LINDAU – Mit einem besonderen Geschenk feiert die Stadt Lindau den 100. Geburtstag ihres Bahnhofes auf der Insel: Gemeinsam mit dem Lindauer Lokalhistoriker Karl Schweizer hat das Kulturamt eine Stele gestaltet, die in Wort und Bild von der wechselvollen Geschichte des Lindauer Inselbahnhofes erzählt. Der zweieinhalb Meter hohe Informationsturm wurde heute, Samstag, 15. Januar, von der Lindauer Oberbürgermeistern Dr. Claudia Alfons und Kulturamtsleiter Alexander Warmbrunn eingeweiht.

Direkt an den Gleisen, am sogenannten Querbahnsteig steht nun die Stele und erzählt in vier Kapiteln die Geschichte des Verkehrsknotenpunktes und des Bauwerks. Sie erinnert dabei auch an die Schicksale der vielen Reisenden, die hier ankamen, aufbrachen oder den Zug gewechselt haben. Seit hundert Jahren bietet das Gebäude, das Elemente vom Historismus bis zum Jugendstil aufweist, hierfür die Kulisse.

Im Jahr 1913 war mit den Bauarbeiten für den neuen Inselbahnhof begonnen worden. Das bestehende Gebäude (aus dem Jahr 1854) war in die Jahre gekommen: zu klein, zu unansehnlich. Der erste Weltkrieg verzögerte die Fertigstellung noch einmal, aber schließlich, nachdem im Dezember 1921 der Fahrkartenschalter und die Gepäckabfertigung in Betrieb gegangen waren, konnte am 15. Januar 1922 auch die Bahnhofsgaststätte mit einem Starkbieranstich eröffnet werden. Gefeiert wurde ein Bauwerk, das in direkter Nähe zum Lindauer Hafen steht, ein Bahnhof, der über einen Damm mit dem Festland verbunden ist, im Dreiländereck liegt und in seiner Ausstattung und Ausstrahlung weit über die Dimensionen eines Kleinstadtbahnhofes hinaus geht.

Doch so strahlend und beeindruckend das Gebäude, so finster und traurig waren die Geschichten, die schon bald geschrieben wurden: Zu den dunkelsten Kapiteln gehören dabei die Erinnerungen an die dreißiger Jahre, als (ab 1933) beispielweise vom NS-Regime verfolgte Menschen zunehmend auch über Lindau in die Schweiz fliehen mussten. Gleichzeitig wurden Häftlinge über den Lindauer Inselbahnhof in das Konzentrationslager nach Dachau transportiert. Mit Beginn des zweiten Weltkrieges wurde der Bahnhof immer häufiger Schauplatz von Szenen, wenn einberufene Soldaten sich in den Krieg verabschieden mussten oder Verletzte heimkehrten.

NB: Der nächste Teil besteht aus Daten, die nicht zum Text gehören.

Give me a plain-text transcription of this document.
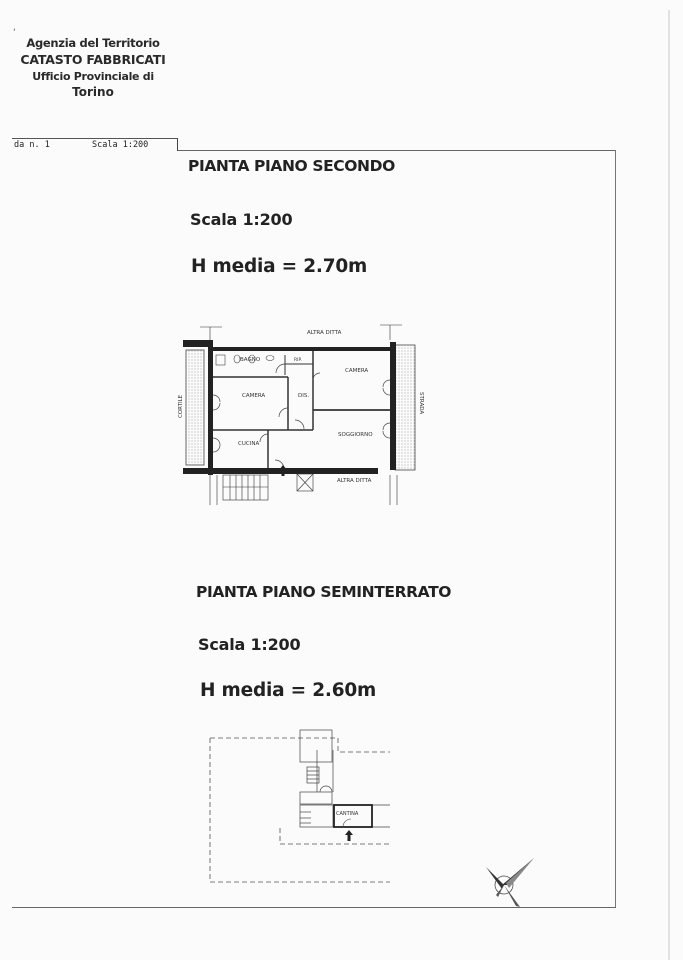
‘
Agenzia del Territorio
CATASTO FABBRICATI
Ufficio Provinciale di
Torino
da n. 1	Scala 1:200
PIANTA PIANO SECONDO
Scala 1:200
H media = 2.70m
ALTRA DITTA
ALTRA DITTA
BAGNO	RIP.
CAMERA
CAMERA	DIS.
CUCINA
SOGGIORNO
CORTILE	STRADA
PIANTA PIANO SEMINTERRATO
Scala 1:200
H media = 2.60m
CANTINA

Nach 1945 konnte sich endlich wieder ein lebendiges Reisegeschehen entfalten. Einen besonderen Höhepunkt erlebten die Lindauer, als im Juli 1954 die frischgebackene westdeutsche Fußballweltmeister-Mannschaft direkt nach dem „Wunder von Bern“ mit dem Sonderzug aus der Schweiz nach Lindau kam und hier auch übernachtete.

In den kommenden Jahrzehnten entwickelte sich der Lindauer Inselbahnhof zu einem wichtigen Verkehrsknotenpunkt, bis zu acht Züge aus Nah und Fern standen teilweise gleichzeitig nebeneinander auf den Gleisen und verbanden die Inselstadt nicht nur mit der Region sondern auch mit Zürich, München oder Kiel und verschafften dem Bahnhof so eine überregionale Bedeutung.

Heute ist es ruhiger geworden, am Lindauer Inselbahnhof. 2020/21 wurde der Fernverkehr auf das Festland verlegt, nur noch die Regionalzüge fahren die Insel an. Es gibt unterschiedliche Pläne, darunter auch den, die Gleise 100 Meter vor dem Bahnhofsgebäude enden zu lassen. Seinen Charme und seine Ausstrahlung hat das denkmalgeschützte Gebäude aber nicht verloren und so darf man gespannt sein, welche Geschichten die nächsten hundert Jahre schreiben werden, vor der Kulisse des Lindauer Inselbahnhofes.